Find the equations of the two lines passing through the origin which intersect the line $\frac{x-3}{2}=\frac{y-3}{1}=\frac{z}{1}$ at angles of $\frac{\pi}{3}$ each.

(A) Let the equation of the given line be $\frac{x-3}{2}=\frac{y-3}{1}=\frac{z}{1}=\lambda$.
Any point on this line is $P(2\lambda+3, \lambda+3, \lambda)$.
The direction ratios of the line are $(2, 1, 1)$.
Since the required lines pass through the origin $(0, 0, 0)$,the direction ratios of the required lines are $(2\lambda+3, \lambda+3, \lambda)$.
The angle $\theta$ between the two lines is given by $\cos \theta = \frac{|a_1 a_2 + b_1 b_2 + c_1 c_2|}{\sqrt{a_1^2 + b_1^2 + c_1^2} \sqrt{a_2^2 + b_2^2 + c_2^2}}$.
Given $\theta = \frac{\pi}{3}$,so $\cos \frac{\pi}{3} = \frac{1}{2}$.
Substituting the values:
$\frac{1}{2} = \frac{|2(2\lambda+3) + 1(\lambda+3) + 1(\lambda)|}{\sqrt{2^2+1^2+1^2} \sqrt{(2\lambda+3)^2 + (\lambda+3)^2 + \lambda^2}}$
$\frac{1}{2} = \frac{|4\lambda+6+\lambda+3+\lambda|}{\sqrt{6} \sqrt{4\lambda^2+12\lambda+9 + \lambda^2+6\lambda+9 + \lambda^2}}$
$\frac{1}{2} = \frac{|6\lambda+9|}{\sqrt{6} \sqrt{6\lambda^2+18\lambda+18}}$
Squaring both sides:
$\frac{1}{4} = \frac{(6\lambda+9)^2}{6(6\lambda^2+18\lambda+18)}$
$6(6\lambda^2+18\lambda+18) = 4(36\lambda^2+108\lambda+81)$
$36\lambda^2+108\lambda+108 = 144\lambda^2+432\lambda+324$
$108\lambda^2+324\lambda+216 = 0$
Dividing by $108$:
$\lambda^2+3\lambda+2 = 0 \Rightarrow (\lambda+1)(\lambda+2) = 0$.

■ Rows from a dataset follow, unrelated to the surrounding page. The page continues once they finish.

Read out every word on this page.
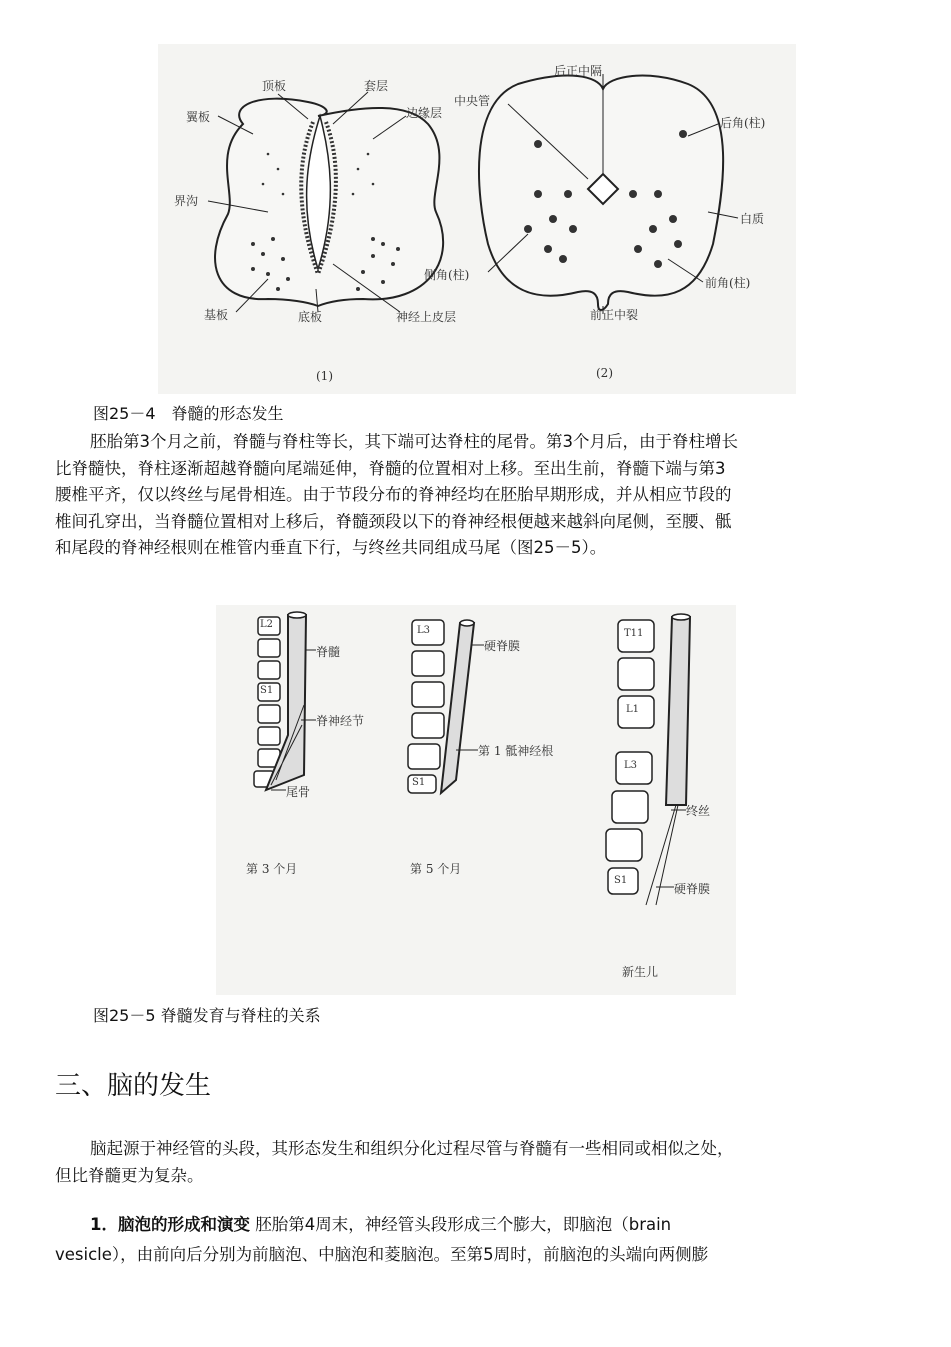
顶板	套层
后正中隔
中央管
翼板	边缘层
后角(柱)
界沟
白质
侧角(柱)
前角(柱)
基板	底板	神经上皮层	前正中裂
(1)	(2)
图25－4　脊髓的形态发生
胚胎第3个月之前，脊髓与脊柱等长，其下端可达脊柱的尾骨。第3个月后，由于脊柱增长
比脊髓快，脊柱逐渐超越脊髓向尾端延伸，脊髓的位置相对上移。至出生前，脊髓下端与第3
腰椎平齐，仅以终丝与尾骨相连。由于节段分布的脊神经均在胚胎早期形成，并从相应节段的
椎间孔穿出，当脊髓位置相对上移后，脊髓颈段以下的脊神经根便越来越斜向尾侧，至腰、骶
和尾段的脊神经根则在椎管内垂直下行，与终丝共同组成马尾（图25－5）。
L2
S1
脊髓
脊神经节
尾骨
L3
硬脊膜
第 1 骶神经根
S1
T11
L1
L3
终丝
S1
硬脊膜
第 3 个月	第 5 个月
新生儿
图25－5 脊髓发育与脊柱的关系
三、脑的发生
脑起源于神经管的头段，其形态发生和组织分化过程尽管与脊髓有一些相同或相似之处，
但比脊髓更为复杂。
1．脑泡的形成和演变 胚胎第4周末，神经管头段形成三个膨大，即脑泡（brain
vesicle），由前向后分别为前脑泡、中脑泡和菱脑泡。至第5周时，前脑泡的头端向两侧膨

So,$\lambda = -1$ or $\lambda = -2$.
For $\lambda = -1$,the direction ratios are $(2(-1)+3, -1+3, -1) = (1, 2, -1)$.
For $\lambda = -2$,the direction ratios are $(2(-2)+3, -2+3, -2) = (-1, 1, -2)$.
Thus,the equations of the lines are $\frac{x}{1} = \frac{y}{2} = \frac{z}{-1}$ and $\frac{x}{-1} = \frac{y}{1} = \frac{z}{-2}$.